Le modèle extractiviste vénézuélien, tout sauf une référence
Même en dénonçant l’arrestation de Nicolás Maduro par les États-Unis de Trump, son régime ne saurait être un modèle pour un gouvernement progressiste et écologiste.
dans l’hebdo N° 1899 Acheter ce numéro

© Juan BARRETO / AFP
L’arrestation brutale de Nicolás Maduro par les États-Unis de Trump sous le prétexte fallacieux de narcotrafiquant, non repris par le procureur de New York, a été dénoncée. L’usage de la force pour capturer un chef d’État en exercice constitue un acte politique qui affaiblit le droit international et légitime la puissance au détriment de la démocratie.
Donald Trump, fidèle à sa doctrine « America First », assume sans complexe cette ingérence musclée. Le Venezuela est une cible stratégique pour ses ressources naturelles à exploiter au seul bénéfice des entreprises états-uniennes. Ce cynisme réactualise la doctrine Monroe, légitime toutes les aventures impérialistes et pose un précédent dangereux. Demain, tout État récalcitrant (le Groenland, le Canada…) à la volonté trumpienne deviendra une cible légitime. Rien ne justifie ce retour assumé à la loi du plus fort.

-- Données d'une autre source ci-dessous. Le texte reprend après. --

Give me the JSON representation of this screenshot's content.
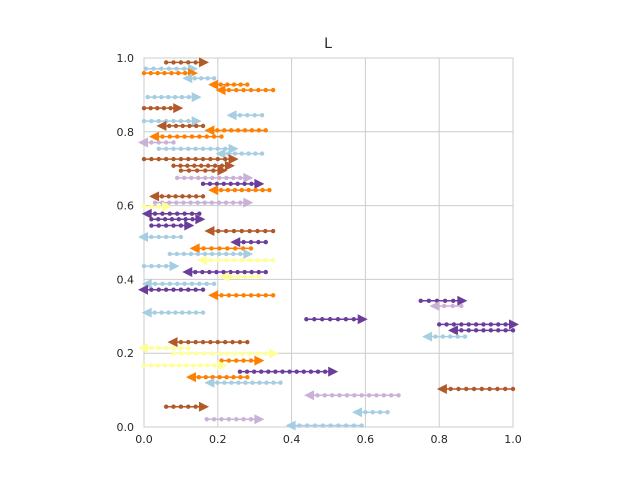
{
  "chart_data": {
    "type": "scatter",
    "title": "L",
    "xlabel": "",
    "ylabel": "",
    "xlim": [
      0,
      1
    ],
    "ylim": [
      0,
      1
    ],
    "xticks": [
      "0.0",
      "0.2",
      "0.4",
      "0.6",
      "0.8",
      "1.0"
    ],
    "yticks": [
      "0.0",
      "0.2",
      "0.4",
      "0.6",
      "0.8",
      "1.0"
    ],
    "grid": true,
    "colors": {
      "light_blue": "#a6cee3",
      "orange": "#ff7f00",
      "brown": "#b15928",
      "purple": "#6a3d9a",
      "lilac": "#cab2d6",
      "yellow": "#ffff99"
    },
    "arrows": [
      {
        "color": "brown",
        "y": 0.988,
        "x0": 0.06,
        "x1": 0.16,
        "dir": "right"
      },
      {
        "color": "light_blue",
        "y": 0.971,
        "x0": 0.005,
        "x1": 0.13,
        "dir": "right"
      },
      {
        "color": "orange",
        "y": 0.959,
        "x0": 0.0,
        "x1": 0.13,
        "dir": "right"
      },
      {
        "color": "light_blue",
        "y": 0.945,
        "x0": 0.12,
        "x1": 0.19,
        "dir": "left"
      },
      {
        "color": "orange",
        "y": 0.928,
        "x0": 0.19,
        "x1": 0.28,
        "dir": "left"
      },
      {
        "color": "orange",
        "y": 0.913,
        "x0": 0.21,
        "x1": 0.35,
        "dir": "left"
      },
      {
        "color": "light_blue",
        "y": 0.894,
        "x0": 0.01,
        "x1": 0.14,
        "dir": "right"
      },
      {
        "color": "brown",
        "y": 0.864,
        "x0": 0.0,
        "x1": 0.09,
        "dir": "right"
      },
      {
        "color": "light_blue",
        "y": 0.845,
        "x0": 0.24,
        "x1": 0.32,
        "dir": "left"
      },
      {
        "color": "light_blue",
        "y": 0.829,
        "x0": 0.0,
        "x1": 0.14,
        "dir": "right"
      },
      {
        "color": "brown",
        "y": 0.816,
        "x0": 0.05,
        "x1": 0.16,
        "dir": "left"
      },
      {
        "color": "orange",
        "y": 0.804,
        "x0": 0.18,
        "x1": 0.33,
        "dir": "left"
      },
      {
        "color": "orange",
        "y": 0.787,
        "x0": 0.03,
        "x1": 0.21,
        "dir": "left"
      },
      {
        "color": "lilac",
        "y": 0.771,
        "x0": 0.0,
        "x1": 0.08,
        "dir": "left"
      },
      {
        "color": "light_blue",
        "y": 0.754,
        "x0": 0.04,
        "x1": 0.24,
        "dir": "right"
      },
      {
        "color": "light_blue",
        "y": 0.741,
        "x0": 0.21,
        "x1": 0.32,
        "dir": "left"
      },
      {
        "color": "brown",
        "y": 0.726,
        "x0": 0.0,
        "x1": 0.24,
        "dir": "right"
      },
      {
        "color": "brown",
        "y": 0.708,
        "x0": 0.08,
        "x1": 0.23,
        "dir": "right"
      },
      {
        "color": "brown",
        "y": 0.695,
        "x0": 0.1,
        "x1": 0.21,
        "dir": "right"
      },
      {
        "color": "lilac",
        "y": 0.675,
        "x0": 0.09,
        "x1": 0.28,
        "dir": "right"
      },
      {
        "color": "purple",
        "y": 0.659,
        "x0": 0.16,
        "x1": 0.31,
        "dir": "right"
      },
      {
        "color": "orange",
        "y": 0.642,
        "x0": 0.19,
        "x1": 0.34,
        "dir": "left"
      },
      {
        "color": "brown",
        "y": 0.625,
        "x0": 0.03,
        "x1": 0.16,
        "dir": "left"
      },
      {
        "color": "lilac",
        "y": 0.608,
        "x0": 0.03,
        "x1": 0.28,
        "dir": "right"
      },
      {
        "color": "yellow",
        "y": 0.597,
        "x0": 0.0,
        "x1": 0.06,
        "dir": "right"
      },
      {
        "color": "purple",
        "y": 0.578,
        "x0": 0.01,
        "x1": 0.15,
        "dir": "left"
      },
      {
        "color": "purple",
        "y": 0.563,
        "x0": 0.02,
        "x1": 0.15,
        "dir": "right"
      },
      {
        "color": "purple",
        "y": 0.546,
        "x0": 0.02,
        "x1": 0.12,
        "dir": "right"
      },
      {
        "color": "brown",
        "y": 0.531,
        "x0": 0.18,
        "x1": 0.35,
        "dir": "left"
      },
      {
        "color": "light_blue",
        "y": 0.515,
        "x0": 0.0,
        "x1": 0.1,
        "dir": "left"
      },
      {
        "color": "purple",
        "y": 0.501,
        "x0": 0.25,
        "x1": 0.33,
        "dir": "left"
      },
      {
        "color": "orange",
        "y": 0.484,
        "x0": 0.14,
        "x1": 0.29,
        "dir": "left"
      },
      {
        "color": "light_blue",
        "y": 0.469,
        "x0": 0.07,
        "x1": 0.28,
        "dir": "right"
      },
      {
        "color": "yellow",
        "y": 0.452,
        "x0": 0.16,
        "x1": 0.35,
        "dir": "left"
      },
      {
        "color": "light_blue",
        "y": 0.436,
        "x0": 0.0,
        "x1": 0.08,
        "dir": "right"
      },
      {
        "color": "purple",
        "y": 0.42,
        "x0": 0.12,
        "x1": 0.33,
        "dir": "left"
      },
      {
        "color": "yellow",
        "y": 0.407,
        "x0": 0.22,
        "x1": 0.31,
        "dir": "left"
      },
      {
        "color": "light_blue",
        "y": 0.388,
        "x0": 0.01,
        "x1": 0.19,
        "dir": "left"
      },
      {
        "color": "purple",
        "y": 0.372,
        "x0": 0.0,
        "x1": 0.16,
        "dir": "left"
      },
      {
        "color": "orange",
        "y": 0.357,
        "x0": 0.19,
        "x1": 0.35,
        "dir": "left"
      },
      {
        "color": "purple",
        "y": 0.342,
        "x0": 0.75,
        "x1": 0.86,
        "dir": "right"
      },
      {
        "color": "lilac",
        "y": 0.328,
        "x0": 0.79,
        "x1": 0.86,
        "dir": "left"
      },
      {
        "color": "light_blue",
        "y": 0.31,
        "x0": 0.01,
        "x1": 0.16,
        "dir": "left"
      },
      {
        "color": "purple",
        "y": 0.292,
        "x0": 0.44,
        "x1": 0.59,
        "dir": "right"
      },
      {
        "color": "purple",
        "y": 0.278,
        "x0": 0.8,
        "x1": 1.0,
        "dir": "right"
      },
      {
        "color": "purple",
        "y": 0.262,
        "x0": 0.84,
        "x1": 1.0,
        "dir": "left"
      },
      {
        "color": "light_blue",
        "y": 0.245,
        "x0": 0.77,
        "x1": 0.87,
        "dir": "left"
      },
      {
        "color": "brown",
        "y": 0.23,
        "x0": 0.08,
        "x1": 0.28,
        "dir": "left"
      },
      {
        "color": "yellow",
        "y": 0.214,
        "x0": 0.0,
        "x1": 0.12,
        "dir": "left"
      },
      {
        "color": "yellow",
        "y": 0.199,
        "x0": 0.08,
        "x1": 0.35,
        "dir": "right"
      },
      {
        "color": "orange",
        "y": 0.18,
        "x0": 0.21,
        "x1": 0.31,
        "dir": "right"
      },
      {
        "color": "yellow",
        "y": 0.167,
        "x0": 0.0,
        "x1": 0.21,
        "dir": "right"
      },
      {
        "color": "purple",
        "y": 0.15,
        "x0": 0.26,
        "x1": 0.51,
        "dir": "right"
      },
      {
        "color": "orange",
        "y": 0.135,
        "x0": 0.13,
        "x1": 0.28,
        "dir": "left"
      },
      {
        "color": "light_blue",
        "y": 0.12,
        "x0": 0.18,
        "x1": 0.37,
        "dir": "left"
      },
      {
        "color": "brown",
        "y": 0.103,
        "x0": 0.81,
        "x1": 1.0,
        "dir": "left"
      },
      {
        "color": "lilac",
        "y": 0.086,
        "x0": 0.45,
        "x1": 0.69,
        "dir": "left"
      },
      {
        "color": "light_blue",
        "y": 0.04,
        "x0": 0.58,
        "x1": 0.66,
        "dir": "left"
      },
      {
        "color": "brown",
        "y": 0.055,
        "x0": 0.06,
        "x1": 0.16,
        "dir": "right"
      },
      {
        "color": "lilac",
        "y": 0.021,
        "x0": 0.17,
        "x1": 0.31,
        "dir": "right"
      },
      {
        "color": "light_blue",
        "y": 0.004,
        "x0": 0.4,
        "x1": 0.59,
        "dir": "left"
      }
    ]
  }
}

Nous pouvons débattre de la nature du régime vénézuélien, mais l’enjeu central est ailleurs. Entre Hugo Chávez et Nicolás Maduro, la rupture démocratique est incontestable, la dérive autocratique difficile à contester. Par contre, le modèle extractiviste, au Venezuela comme ailleurs – République démocratique du Congo, Soudan… – est indéfendable. Il détruit les territoires, nourrit la corruption et sert de prétexte à toutes les ingérences.
Le Venezuela plie sous la malédiction de la rente pétrolière, la corruption des élites et la militarisation du pouvoir.
« Malédiction de l’abondance »
À l’inverse, l’Équateur d’Alberto Acosta a proposé une autre voie que la « malédiction de l’abondance » du pétrole, en dénonçant comment la rente énergétique nourrit dépendance, corruption et destruction des territoires. Père de la Constitution équatorienne de 2008, l’économiste y inscrivit une avancée majeure : la reconnaissance des droits de la Nature, inspirée des philosophies des peuples autochtones andins, de l’idée du Buen Vivir ou Sumak Kawsay en quechua, faisant des écosystèmes un principe constitutionnel supérieur.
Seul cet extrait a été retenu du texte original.